Adventuresome Day, Good Walking, Terrifyingly Stoned Again

Only by glancing at my gmail list the other day did I discover that my Bellevue WTC appointment was supposed to be on Monday the 21st, not Thursday the 24th. In all this time I hadn’t made it to the gym or lost any weight. So I packed up, with the dryer brush, and set off for TMPL. Around 54th and Broadway I realized I was too fatigued to do anything, and went home. Exactly a one-mile walk.

I slept much of the afternoon and evening, fitfully, waking in the wee hours in the midst of listening to Toland’s The Last 100 days, which is surprisingly good. Little gossipy asides about, eg, Patton sending men on a suicide mission to rescue his son-in-law.

At 7am I took impedimenta out of the bathtub, and showered and shampooed. Good thorough cleaning here, with conditioning from the L’Oreal dye box. Dried hair with towel, gun dryer, and brush dryer. Dressed and set out for the doctor’s at 8am or so, heading across 56th to Fifth, down a few blocks, over to Mad and Park, through GCT and down Lex. 145 E 32nd is on the east side of Lex. The office was nearly empty when I got there. A large fat negro at reception gave me a clipboard of paperwork, then made me fill it in again because I’d filled in spaces he hadn’t marked. Dr. Schiffman turned out to be a squat, kinky-haired woman of 55. Not a trained gerontologist but a pulmonary expert. I didn’t take clothes off or discuss my last period or pregnancy. Very cursory. I did have to give blood later, but that was no nuisance.

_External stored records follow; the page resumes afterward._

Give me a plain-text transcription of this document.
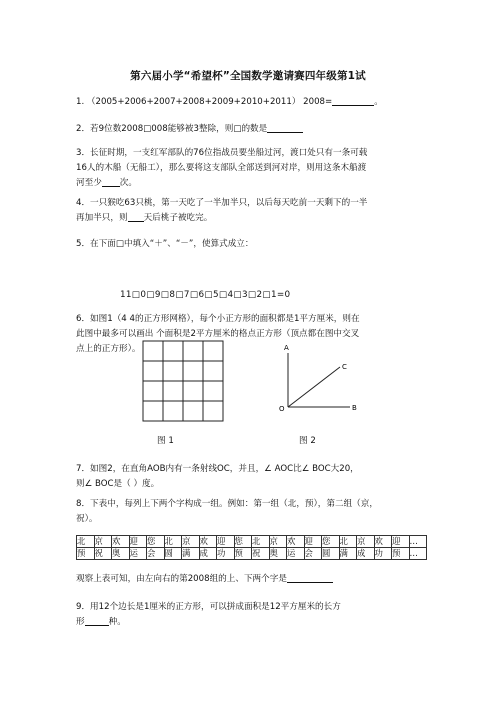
第六届小学“希望杯”全国数学邀请赛四年级第1试
1. （2005+2006+2007+2008+2009+2010+2011） 2008=	。
2．若9位数2008□008能够被3整除，则□的数是
3．长征时期，一支红军部队的76位指战员要坐船过河，渡口处只有一条可载
16人的木船（无船工），那么要将这支部队全部送到河对岸，则用这条木船渡
河至少 次。
4．一只猴吃63只桃，第一天吃了一半加半只，以后每天吃前一天剩下的一半
再加半只，则 天后桃子被吃完。
5．在下面□中填入“＋”、“－”，使算式成立：
11□0□9□8□7□6□5□4□3□2□1=0
6．如图1（4 4的正方形网格），每个小正方形的面积都是1平方厘米，则在
此图中最多可以画出 个面积是2平方厘米的格点正方形（顶点都在图中交叉
点上的正方形）。	A
C
O	B
图 1	图 2
7．如图2，在直角AOB内有一条射线OC，并且，∠ AOC比∠ BOC大20，
则∠ BOC是（ ）度。
8．下表中，每列上下两个字构成一组。例如：第一组（北，预），第二组（京，
祝）。
北	京	欢	迎	您	北	京	欢	迎	您	北	京	欢	迎	您	北	京	欢	迎	…
预	祝	奥	运	会	圆	满	成	功	预	祝	奥	运	会	圆	满	成	功	预	…
观察上表可知，由左向右的第2008组的上、下两个字是
9．用12个边长是1厘米的正方形，可以拼成面积是12平方厘米的长方
形	种。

Then, up Lexington again to GCT, where I wandered about, looking for improvements. They have a red-and-white brasserie in the old waiting rooms on the 42nd St side. I bought jalapeño jack and gourmet crackers at the cheese shop in Grand Central Market.

Temptation overtook me when I got to 48th St and so I went to Sean’s. Spent over $40 on a huge burger and fries, and a double vodka on the rocks. Because the old guy who came in ordered a double vodka and that sounded like a good idea. I wrote a couple hundred words in the Muji diary (88). Will type them in at bottom.

When I got home and stripped down for a nap, I recalled that I’d stopped at The Travel Agency, a cannabis store, on Fifth, somewhere near the Scribner’s building. I’d bought a tiny bag of chocolate edibles. Opening it now, I found there was only one piece there, shaped like a dark-chocolate mustache. I was disappointed, and gobbled the whole thing down without reflecting that the 10 THC listed was what was contained in a much larger candy bar I bought out in Seattle in 2017.

So in a half-hour or so it hit me. Like a bad trip. Hallucinating with my eyes shut. All the horrible thoughts I’d had on acid or strong hash when I was 18. Cruel caricatures of me before my eyes, mocking me for the pathetic freak I am. Unstoned, little of any of this bothers me now, just as it did not when I was 18.

Cottonmouth. I kept staggering to my feet and filling a cup with water. After doing this two or three times, the dreadful, self-persecuting thoughts began to fade. Yet it must have been a 4-to-6-hour high in all, mostly unpleasant. A relief when early morning came, after some genuine, undisturbed sleep, and I knew the bad trip was now out of my system. I still staggered a bit when getting up. In the course of the next few hours I ate all the cheese and half the crackers I bought yesterday.

I remember going home after first couple months in college, for Thanksgiving, and smoking a little joint in the bedroom with the window open. At that point similar thoughts had flashed upon me, but they were happy and welcome. There was the sudden realization, not for the first time, that the sc was a-comin’, and inevitable.

My blood report from Bellevue shows that my LDL cholesterol is high, but my HDL cholesterol is in the good range. I thought Michael had some anti-cholesterol pills among his stashes, but I’m not seeing them around now. Perhaps I tossed them.

I’m thinking of going down to The Travel Agency and complaining. Bring the pack. I don’t really want more of this stuff. Maybe something indica.

Now I feel free, terribly free and reprieved. It’s Tuesday, and I don’t have to go see Schiffman in two days. Nothing on the books in fact until early Saturday morning, when I work Ferry and Amenities for Gov Is.


 

From Diary 88, yesterday:

21 OCT 2024

Sean’s Bar for the first time in maybe 6-7 years. Double shot of vodka because I haven’t had booze in a week and this looks like a half-pint in the big double-old-fashioned glass (more like triple-old-fashioned).

Fatigue from yesterday, when I went off to TMPL but turned home again halfway out. Slept pretty well, listening to J Toland’s Last 100 Days. Never listened before. Awful lot of tiring detail about crossing the Rhine. Lately it’s Operation Sunrise and the ineffably incompetent Reischsführer Himmler.

To my complete surprise, my WTC in-person appt at Bellevue was this morning, not the 24th. And I was all prepared to talk about my pregnancies, my chillun, but the subject never came up. I didn’t take my clothes off. Short, fat, rather jolly Dr. Leah Schiffman. They did take blood afterwards.